London. Rückt ein zweites Brexit-Referendum näher? Immerhin scheint Premierministerin Theresa May dieses Szenario zu prüfen. Wie der "Daily Telegraph" mit Verweis auf Insider berichtet, berät May mit ihren Ministern über die Möglichkeit, das Volk noch einmal zu befragen. Bei einem zweiten Referendum hätten die Wähler die Option zwischen einem EU-Austritt mit dem Deal der Premierministerin, einem ungeordneten No-Deal-Brexit oder einem Verbleib in der EU. Das gelte aber nur, falls die Gespräche mit der oppositionellen Labour Party scheitern und eine Mehrheit im Parlament den Vorschlag nach einem Referendum unterstützt.
Offiziell war May immer gegen eine erneute Volksbefragung gewesen. Es habe keine Gespräche über diese Option gegeben, hieß es auch am Montag nach dem Zeitungsbericht aus ihrem Kabinett. Sollten die Gespräche mit Labour scheitern, wolle die Tory-Chefin das Parlament noch einmal über die Brexit-Alternativen abstimmen lassen. Um welche Vorschläge es sich dabei handeln soll, ist unklar. Am knappsten war beim letzten Mal die Abstimmung über einen dauerhaften Verbleib in der Zollunion der EU ausgegangen. Auf eine Mehrheit hatten lediglich drei Stimmen gefehlt.
Wollen Wähler
einen raschen Brexit?
Mays Plan B, sollte er tatsächlich existieren, ist wohl die Folge einer weiteren Niederlage der Konservativen. Mehr als 1330 Sitze haben die Tories bei den englischen Lokalwahlen vergangene Woche verloren. Labour hat davon nicht profitiert, sondern selbst 83 Stellen eingebüßt. Im Wahlergebnis sehen die beiden Großparteien den Wunsch der Wähler, den Brexit endlich durchzuziehen. "Lassen Sie uns ein Geschäft abschließen", schrieb May im "The Mail on Sunday". Labour-Chef Jeremy Corbyn forderte sie auf, "auf die Wähler zu hören und unsere Differenzen für einen Augenblick zur Seite zu legen". Die Botschaft laut May: "Weitermachen und Brexit liefern". Corbyn sieht das ähnlich: "Wir brauchen einen Deal, das Parlament muss das Problem lösen", sagte er am Freitag.

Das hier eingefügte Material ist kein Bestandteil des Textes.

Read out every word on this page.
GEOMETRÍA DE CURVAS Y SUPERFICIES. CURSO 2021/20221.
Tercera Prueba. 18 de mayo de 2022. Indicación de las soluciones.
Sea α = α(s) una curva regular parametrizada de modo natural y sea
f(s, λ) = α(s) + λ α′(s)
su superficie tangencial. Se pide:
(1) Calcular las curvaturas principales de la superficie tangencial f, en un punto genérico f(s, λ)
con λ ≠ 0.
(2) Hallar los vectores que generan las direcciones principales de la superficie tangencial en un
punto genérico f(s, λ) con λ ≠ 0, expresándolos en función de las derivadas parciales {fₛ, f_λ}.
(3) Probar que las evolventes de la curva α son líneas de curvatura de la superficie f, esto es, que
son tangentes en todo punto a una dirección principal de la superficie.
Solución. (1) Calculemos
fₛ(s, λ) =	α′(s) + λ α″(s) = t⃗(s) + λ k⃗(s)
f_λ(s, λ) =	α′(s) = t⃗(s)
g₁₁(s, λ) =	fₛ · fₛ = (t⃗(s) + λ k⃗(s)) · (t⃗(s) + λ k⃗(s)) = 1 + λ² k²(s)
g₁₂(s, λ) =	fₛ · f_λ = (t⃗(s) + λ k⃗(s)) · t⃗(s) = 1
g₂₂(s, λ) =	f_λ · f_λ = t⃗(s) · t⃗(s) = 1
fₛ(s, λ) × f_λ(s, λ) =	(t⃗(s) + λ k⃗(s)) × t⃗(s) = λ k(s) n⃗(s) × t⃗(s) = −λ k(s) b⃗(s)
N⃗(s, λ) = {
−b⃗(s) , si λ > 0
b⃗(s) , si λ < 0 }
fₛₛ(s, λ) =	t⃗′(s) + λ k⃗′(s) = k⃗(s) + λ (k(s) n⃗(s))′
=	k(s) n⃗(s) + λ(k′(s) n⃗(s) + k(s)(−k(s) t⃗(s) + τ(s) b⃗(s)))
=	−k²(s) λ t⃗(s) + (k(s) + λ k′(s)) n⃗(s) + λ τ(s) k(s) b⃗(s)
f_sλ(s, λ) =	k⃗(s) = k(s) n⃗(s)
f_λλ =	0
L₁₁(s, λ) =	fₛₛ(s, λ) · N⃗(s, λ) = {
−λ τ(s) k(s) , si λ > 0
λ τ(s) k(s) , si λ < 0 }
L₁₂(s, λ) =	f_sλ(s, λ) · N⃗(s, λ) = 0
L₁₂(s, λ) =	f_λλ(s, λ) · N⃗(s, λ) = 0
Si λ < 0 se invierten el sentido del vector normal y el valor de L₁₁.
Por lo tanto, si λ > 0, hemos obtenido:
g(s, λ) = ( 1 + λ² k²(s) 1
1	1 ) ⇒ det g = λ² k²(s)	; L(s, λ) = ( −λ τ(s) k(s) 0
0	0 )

Die Wahlschlappe als Wunsch nach einem raschen EU-Austritt zu interpretieren ist eine äußerst interessante Auslegung. Immerhin haben just jene proeuropäische Parteien dazugewonnen, die den Brexit ganz abblasen wollen. Doch das passt weder den Konservativen noch den Sozialdemokraten ins Konzept. Mit Verweis auf das Referendum von 2016, in dem 52 Prozent für den EU-Austritt gestimmt hatten, wollen sie den Willen der Wähler nun schnellstmöglich durchziehen - um sich dann auf die Fahnen schreiben zu können, das Desaster abgewandt und die Demokratie hochgehalten zu haben. Das gilt auch für Corbyn: Der Labour-Chef weigert sich beharrlich, der Forderung seiner Parteibasis nach einem zweiten Referendum nachzukommen.